The primary objective of any marketer is to drive incremental sales, not impressions, clicks or even brand awareness. Those actions may lead to sales, but you can have strong brand awareness and still go out of business (i.e.: Blockbuster, Hostess, Toys R Us).
Impressions are irrelevant if they don’t convert to actual sales. I’m perplexed by marketers’ continued aggressive investment in top-of-funnel tactics before they’ve exhausted smarter, more effective performance options. It’s also why many pay-per-click platforms attempt to position themselves as performance marketing, despite their inability to guarantee sales.
This positioning is misleading. After all, the term “performance marketing” comes from “pay-per-performance marketing,” not “pay-per-clicks-that-hopefully-lead-to-performance.” The performance that brand marketers are looking for is revenue growth, not more clicks.
Flipping the funnel
If at the start of a campaign, you know every dollar spent on tactic A will result in a 7X ROAS, and you hope (but won’t know until the modeling results come back several months later) that every dollar spent on tactic B will yield the same return, you should first exhaust the available spend for tactic A and only invest in tactic B if budget allows. Otherwise, there’s a good chance of throwing money away.
And yet, brands continue to prioritize upper funnel tactics for a few reasons.
First, there’s momentum. Many marketing teams invest in certain channels simply because “it’s what we’ve always done.” Second, it’s sexy. What CMO doesn’t want to add a cool, splashy campaign to their portfolio?
Lastly, brands have been swayed by upper funnel media and MMM platforms, arguing that brand media helps educate consumers on the benefits of a product, creating sticky purchase behavior over time.
That may be true, especially in high-consideration categories like cars. But the most effective way to educate consumers, grow awareness and inspire them to spread the word about your brand is by getting the product into their hands. This is particularly true in lower consideration categories such as grocery CPG. And given the mounting pressure on marketers to be more efficient and prove the results of their spending, the first dollars should always go toward the most measurable and proven performance tactics for driving incremental sales.
Smart digital rewards are among the best tools in a marketer’s toolkit for converting people into purchasers, especially now when 64% of shoppers say price outweighs brand name and 75% are willing to try a brand if it’s offered at a lower price.
That’s not to say brands should ignore upper-funnel media altogether. Retail media has helped close the attribution gap and is much closer to performance marketing than the tools that came before.
However, the most successful strategies utilize digital and cash-back rewards up and down the funnel, combining brand media with a stronger call to action that drives conversion and pulls consumers through the purchase consideration process. We see this often as brands have shared that media, paired with an offer, drives improved ROAS compared to that media alone.

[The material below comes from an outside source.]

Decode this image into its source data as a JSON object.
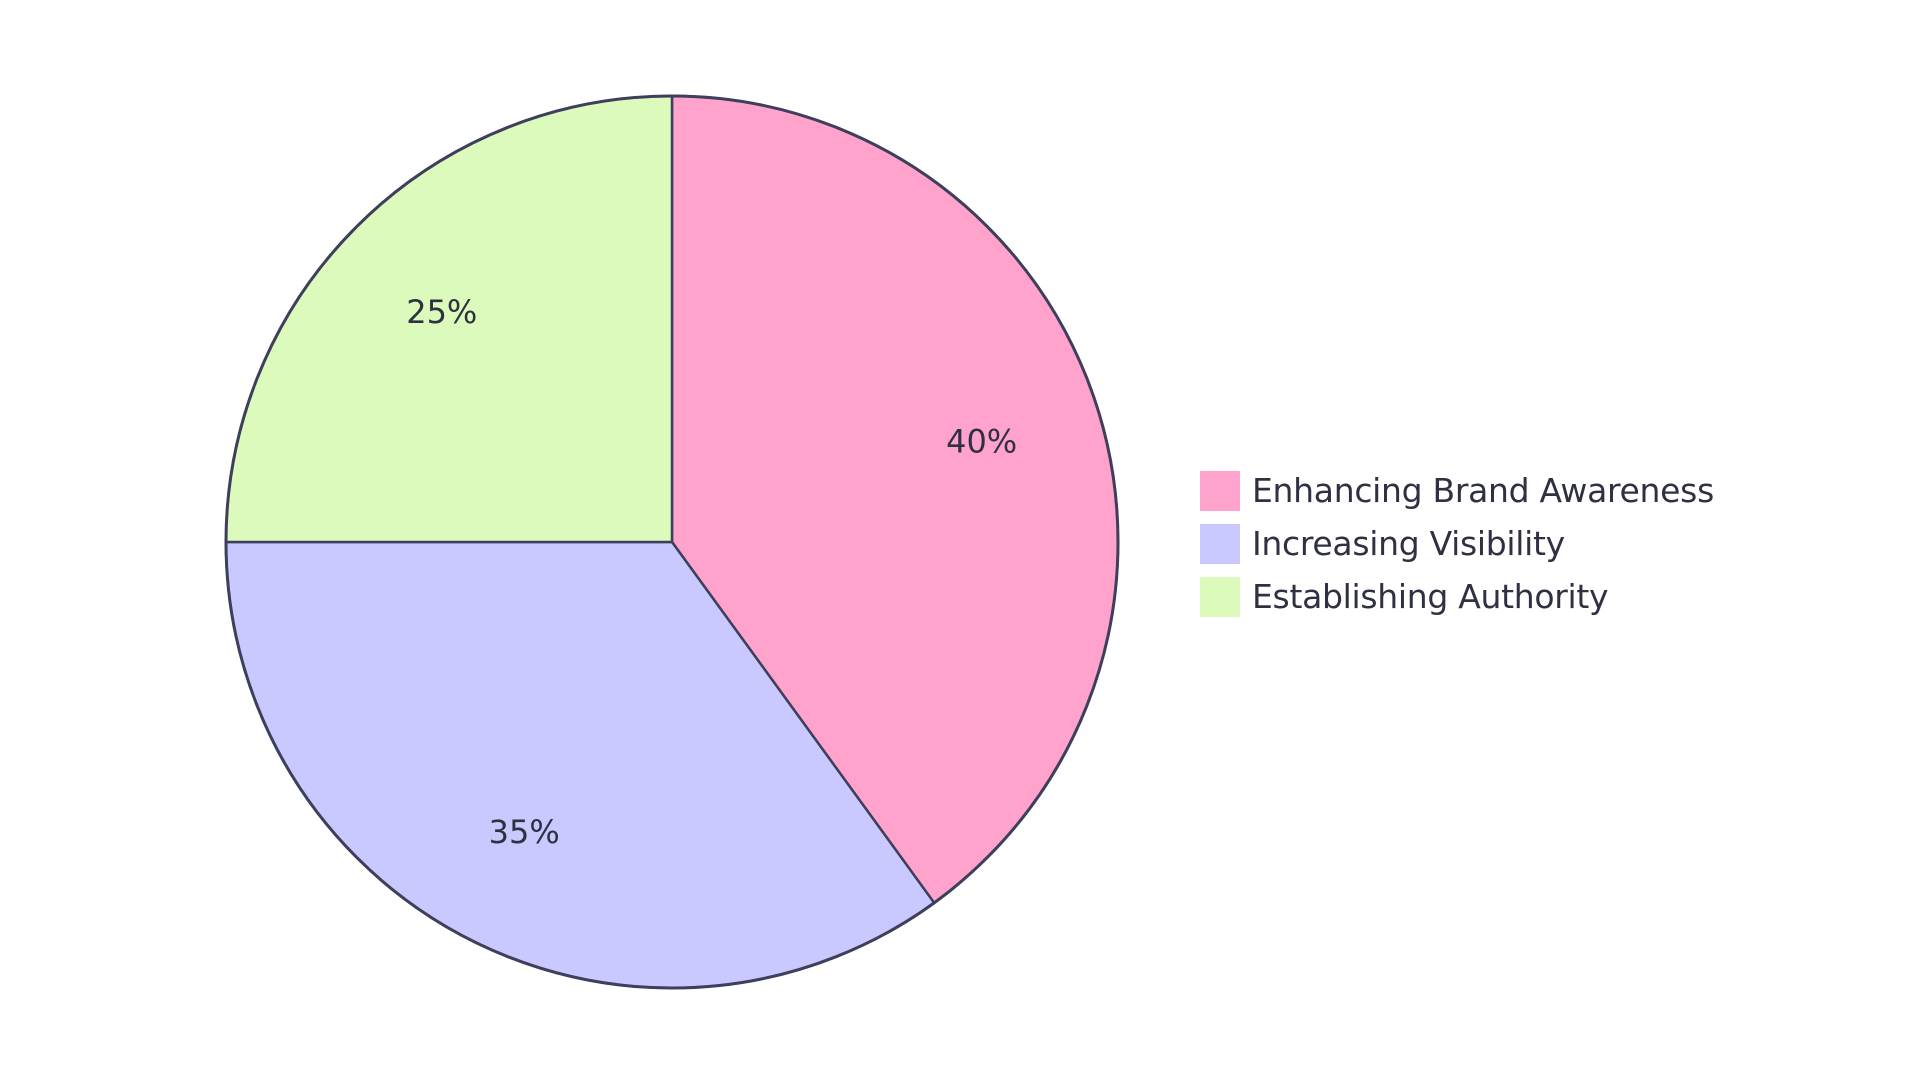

Of all the findings in our latest survey, the most promising is this: Digital rewards are on the rise and projected to see the highest increase in spend over the next few years. In an environment where CPG brands must be as strategic as possible with their dollars, the savviest marketers are flipping the funnel, maximizing the power of promotions to unlock true efficiency and performance at every phase of the customer journey.